Implement TLS support, tls manual pages, and link the umtx and tls manual pages together. TLS stands for 'thread local storage' and is used to support efficient userland threading and threaded data access models. Three TLS segments are supported in order to (eventually) support GCC3's __thread qualifier. David Xu's thread library only uses one descriptor for now. The system calls implement a mostly machine-independant API which return architecture-specific results. Rather then pass the actual descriptor structure, which unnecessarily pollutes the userland implementation, we pass a more generic (base,size) and the system call returns the %gs load value for IA32. For AMD64 and other architectures, the returned value will be something for those architectures. The current low level assembly support is not as efficient as it could be, but it is good enough for now. The heavy weight switch code for processes does the work. The light weight switch code for pure kernel threads has not been changed (since the kernel doesn't use TLS descriptors we can just ignore them). Based on work by David Xu <davidxu@freebsd.org> and Matthew Dillon <dillon@backplane.com>
Add a intrmask_t pointer to register_int() and register_swi(), and make the interrupt thread loop set the spl for the duration of the call to the handler. Allow interrupt threads to be run with or without a critical section based on the kern.int_use_crit_section sysctl. The default is to conservatively run with a critical section for now. Turning this off will cause cpu usage in interrupts to be properly accounted for by top, systat, and ps.

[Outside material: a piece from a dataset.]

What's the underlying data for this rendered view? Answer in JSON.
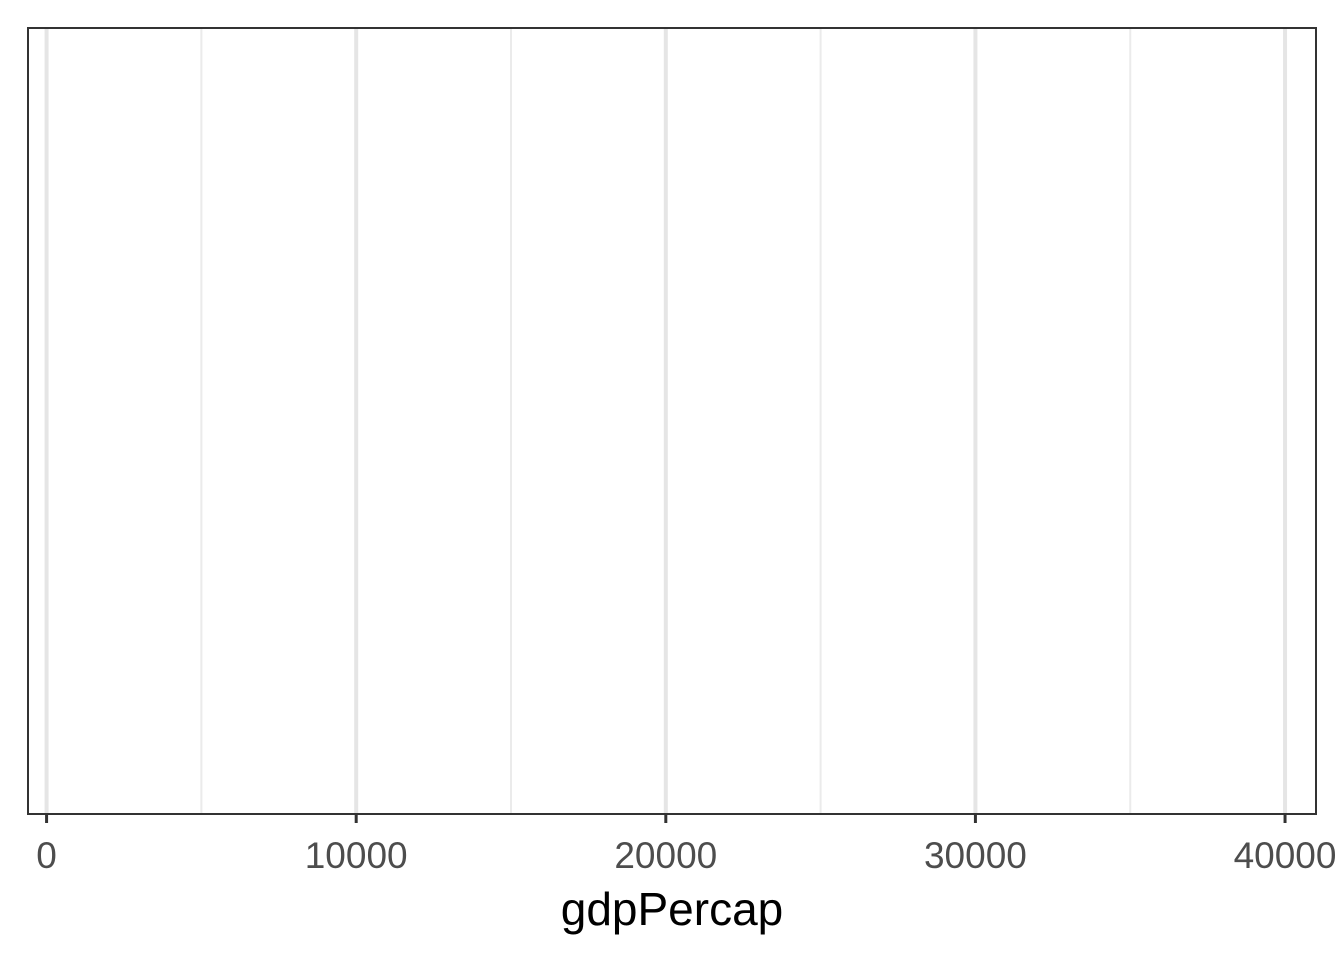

Try to close an occassional VM page related panic that is believed to occur due to the VM page queues or free lists being indirectly manipulated by interrupts that are not protected by splvm(). Do this by replacing splvm()'s with critical sections in a number of places. Note: some of this work bled over into the "VFS messaging/interfacing work stage 8/99" commit.

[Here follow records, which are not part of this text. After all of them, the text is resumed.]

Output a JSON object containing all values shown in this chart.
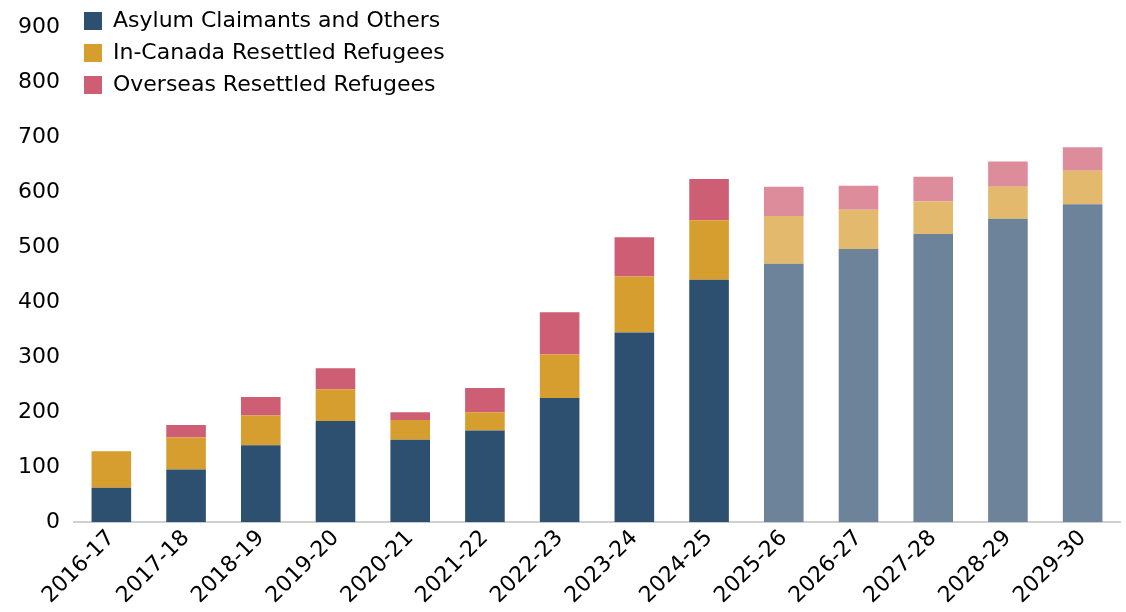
{
  "chart_data": {
    "type": "bar",
    "stacked": true,
    "categories": [
      "2016-17",
      "2017-18",
      "2018-19",
      "2019-20",
      "2020-21",
      "2021-22",
      "2022-23",
      "2023-24",
      "2024-25",
      "2025-26",
      "2026-27",
      "2027-28",
      "2028-29",
      "2029-30"
    ],
    "series": [
      {
        "name": "Asylum Claimants and Others",
        "color": "#2e5070",
        "colors": [
          "#2e5070",
          "#2e5070",
          "#2e5070",
          "#2e5070",
          "#2e5070",
          "#2e5070",
          "#2e5070",
          "#2e5070",
          "#2e5070",
          "#6d8399",
          "#6d8399",
          "#6d8399",
          "#6d8399",
          "#6d8399"
        ],
        "values": [
          63,
          96,
          140,
          184,
          150,
          167,
          226,
          345,
          441,
          470,
          497,
          524,
          552,
          578
        ]
      },
      {
        "name": "In-Canada Resettled Refugees",
        "color": "#d69e2e",
        "colors": [
          "#d69e2e",
          "#d69e2e",
          "#d69e2e",
          "#d69e2e",
          "#d69e2e",
          "#d69e2e",
          "#d69e2e",
          "#d69e2e",
          "#d69e2e",
          "#e3b96d",
          "#e3b96d",
          "#e3b96d",
          "#e3b96d",
          "#e3b96d"
        ],
        "values": [
          66,
          58,
          54,
          58,
          36,
          33,
          79,
          102,
          108,
          87,
          71,
          59,
          58,
          61
        ]
      },
      {
        "name": "Overseas Resettled Refugees",
        "color": "#cd5e74",
        "colors": [
          "#cd5e74",
          "#cd5e74",
          "#cd5e74",
          "#cd5e74",
          "#cd5e74",
          "#cd5e74",
          "#cd5e74",
          "#cd5e74",
          "#cd5e74",
          "#dd8c9c",
          "#dd8c9c",
          "#dd8c9c",
          "#dd8c9c",
          "#dd8c9c"
        ],
        "values": [
          null,
          23,
          34,
          38,
          14,
          44,
          77,
          71,
          75,
          53,
          44,
          45,
          46,
          43
        ]
      }
    ],
    "ylim": [
      0,
      900
    ],
    "yticks": [
      0,
      100,
      200,
      300,
      400,
      500,
      600,
      700,
      800,
      900
    ],
    "grid": false,
    "legend": "top left"
  }
}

Correct a bug in the last FPU optimized bcopy commit. The user FPU state was being corrupted by interrupts. Fix the bug by implementing a feature described as a missif in the original FreeBSD comments... add a pointer to the FP saved state in the thread structure so routines which 'borrow' the FP unit can simply revector the pointer temporarily to avoid corruption of the original user FP state. The MMX_*_BLOCK macros in bcopy.s have also been simplified somewhat. We can simplify them even more (in the future) by reserving FPU save space in the per-cpu structure instead of on the stack.
Do some minor critical path performance improvements in the scheduler and at the user/system boundary. Avoid some unnecessary segment prefix ops, remove some unnecessary memory ops by using more optimal critical section inlines, and use 32 bit arithmatic instead of 64 bit arithmatic when calculating system tick overheads in userret(). This saves a whopping 5ns worth of syscall overhead, which just proves how silly I am sometimes.